VALENTE – Meu livro procurou discutir as provas e exatamente avaliar essa pergunta: o Judiciário estava certo ou errado ao tratar o caso Satiagraha como tratou? Creio que há conjunto de provas, evidências, indícios e depoimentos que no mínimo exigem investigação mais detalhada e extensa sobre as atividades do grupo Opportunity. É estranho que o Judiciário descarte tudo isso como inútil ou irrelevante.

DIÁRIO – O senhor registra que os tentáculos de DD se espalham pelos poderes Executivo, Legislativo e Judiciário e pela imprensa. Segundo suas investigações, em qual dos ambientes ele trafega com mais segurança? Por quê?
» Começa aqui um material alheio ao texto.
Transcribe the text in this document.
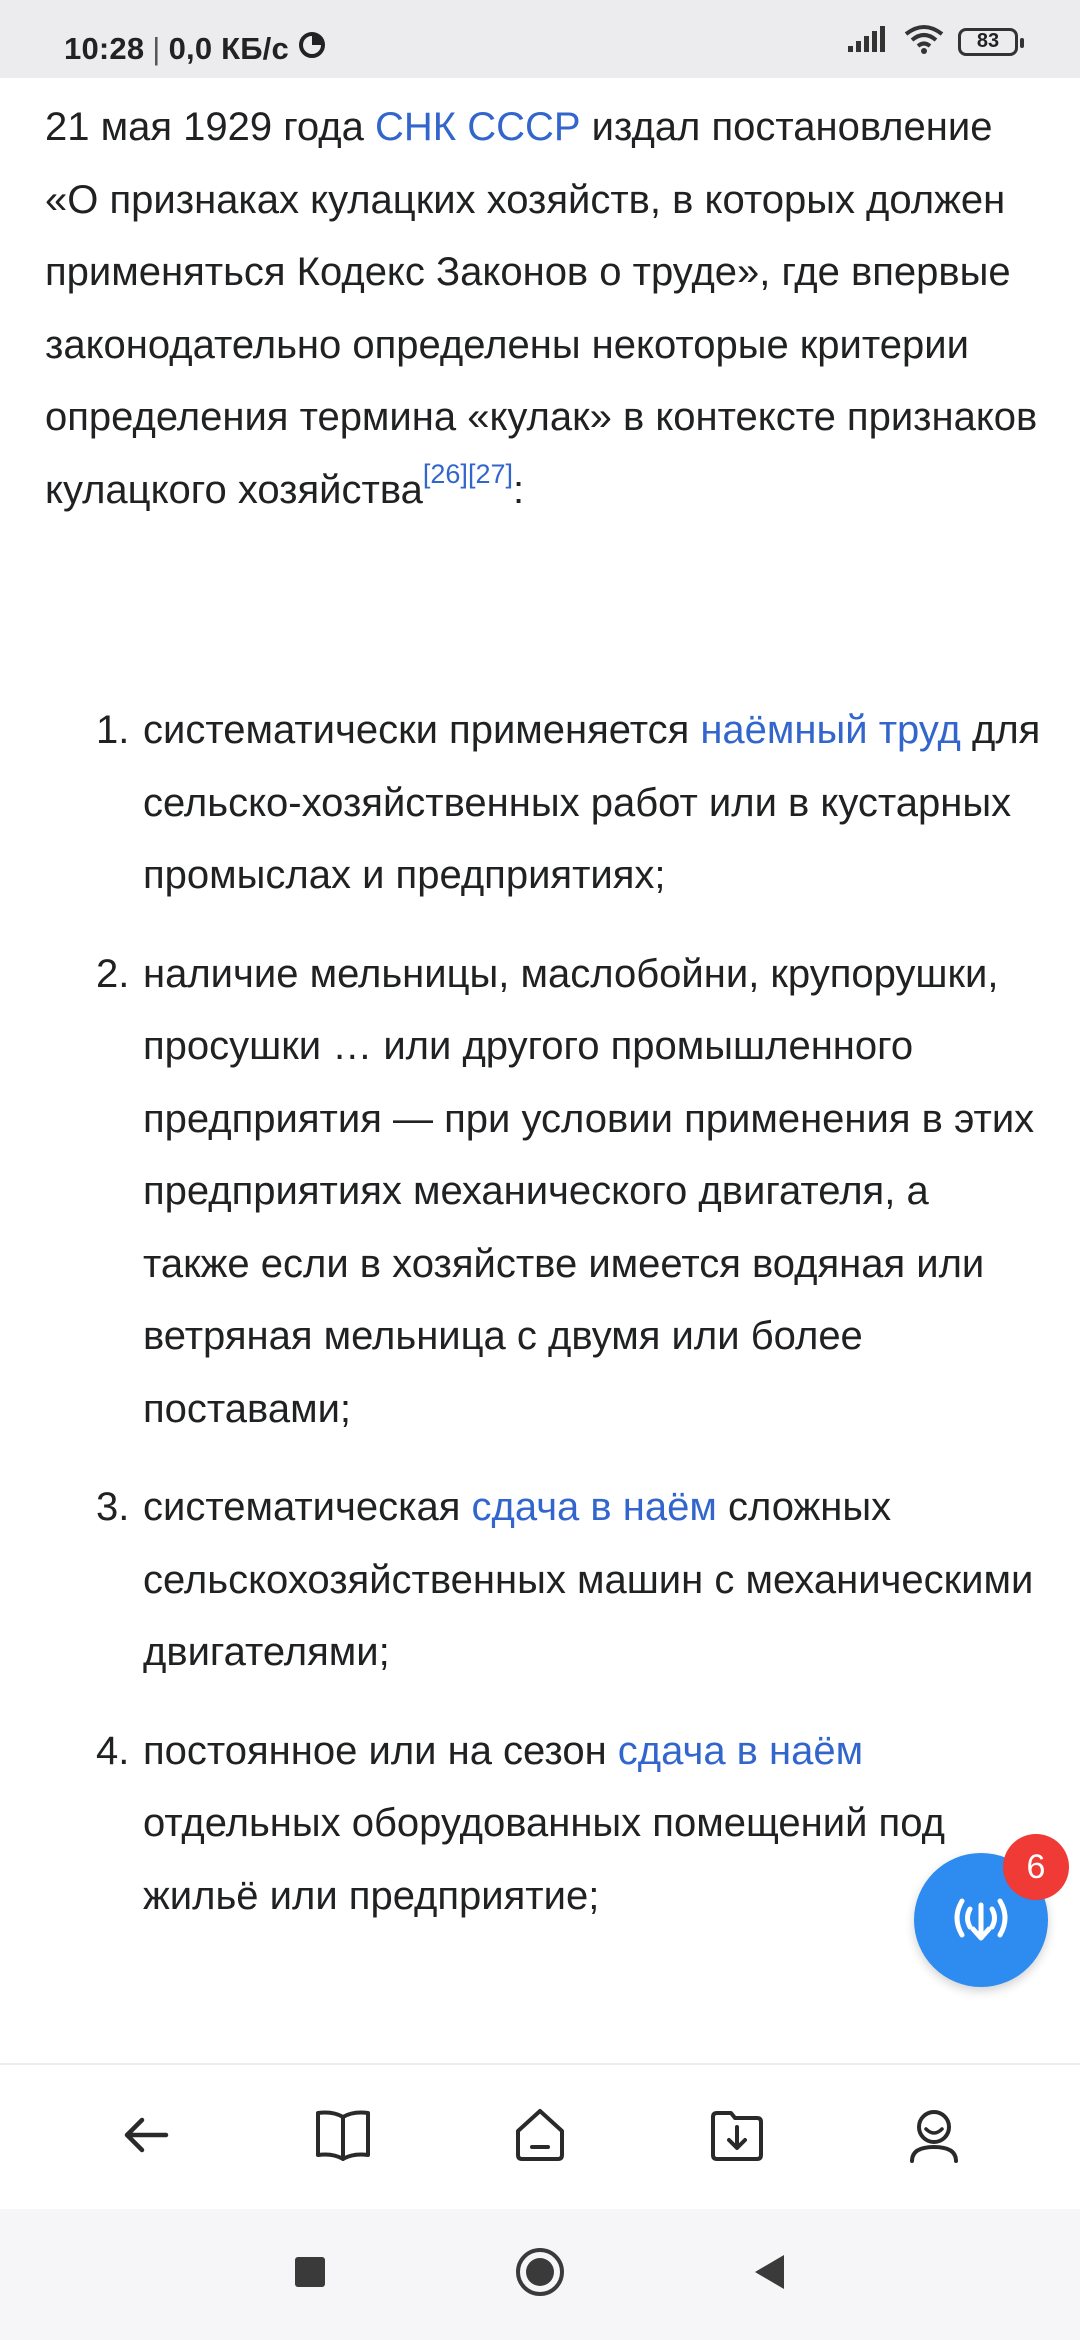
10:28 | 0,0 КБ/с	83

21 мая 1929 года СНК СССР издал постановление «О признаках кулацких хозяйств, в которых должен применяться Кодекс Законов о труде», где впервые законодательно определены некоторые критерии определения термина «кулак» в контексте признаков кулацкого хозяйства[26][27]:

1. систематически применяется наёмный труд для сельско-хозяйственных работ или в кустарных промыслах и предприятиях;
2. наличие мельницы, маслобойни, крупорушки, просушки … или другого промышленного предприятия — при условии применения в этих предприятиях механического двигателя, а также если в хозяйстве имеется водяная или ветряная мельница с двумя или более поставами;
3. систематическая сдача в наём сложных сельскохозяйственных машин с механическими двигателями;
4. постоянное или на сезон сдача в наём отдельных оборудованных помещений под жильё или предприятие;
6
VALENTE – Um dos advogados do banqueiro, Luiz Greenhalgh, disse em entrevista ao portal Terra que o banqueiro tinha contatos na política, na mídia, ou seja, sabia ‘se virar’. Ele opera em diversos ambientes e com diferentes atores, nem sempre ele mesmo, pessoalmente, mas por meio de ampla gama de assessores, advogados, jornalistas, consultores, lobistas.

DIÁRIO – Como o senhor reagiu à declaração do banco de DD, de que o livro “foi feito para proteger os que articularam ações – ancoradas em crime – contra o Opportunity”?

VALENTE – A afirmação é um insulto e uma inverdade. Não há uma prova sequer dessa acusação, e nem poderia ser diferente, pois inexiste no livro qualquer intenção oculta. Essa alegação vazia representa visão distorcida sobre o papel de jornalistas e editores que trabalham para trazer a público temas de interesse público. Como se todos sempre trabalhassem para um interesse privado inconfessável. Apenas trabalhamos com jornalismo, nada mais e nada menos. Se todo livro for acusado de manter uma agenda oculta, o ambiente democrático ficará sabotado, enfraquecido, cheio de desconfianças. Editores e jornalistas são atores legítimos de uma democracia sadia.

DIÁRIO – Na qualidade de jornalista premiado, como o senhor avalia o trabalho da imprensa hoje?

VALENTE – Os desafios são imensos. Ainda que em menor grau do que outros países, a imprensa no Brasil vive queda na circulação, ou seja, na receita, o que impacta a qualidade do conteúdo, pois jornalismo bom custa dinheiro em viagens, hotéis, gastos com cópias de documentos. Está faltando principalmente trabalho de campo, e isso só pode ser feito com determinados gastos. Hoje a imprensa quebra a cabeça para impedir alguma queda brutal que possa inviabilizar o negócio. Nesse sentido, o jornalismo investigativo se impõe como uma saída não mais apenas editorial, mas também financeira, pois atrai leitores e faz aumentar receita.

DIÁRIO – Os livros são herdeiros das grandes reportagens outrora publicadas na imprensa diária ou semanal?

VALENTE – Está sendo percebida uma onda de livros-reportagens no País, o que é bom. Ajuda a oxigenar o ambiente jornalístico e aponta novas formas de narrativa e apuração. Há muitos jornalistas buscando esse meio de expressão, o que mostra de certa forma crise da grande imprensa no tema ‘grandes reportagens’. Mas creio que ainda é cedo para decretarmos o fim delas nos jornais ou revistas. Vivemos tempo de transformações tão rápidas que corremos o risco de queimar a língua uma semana após emitir qualquer previsão futurística.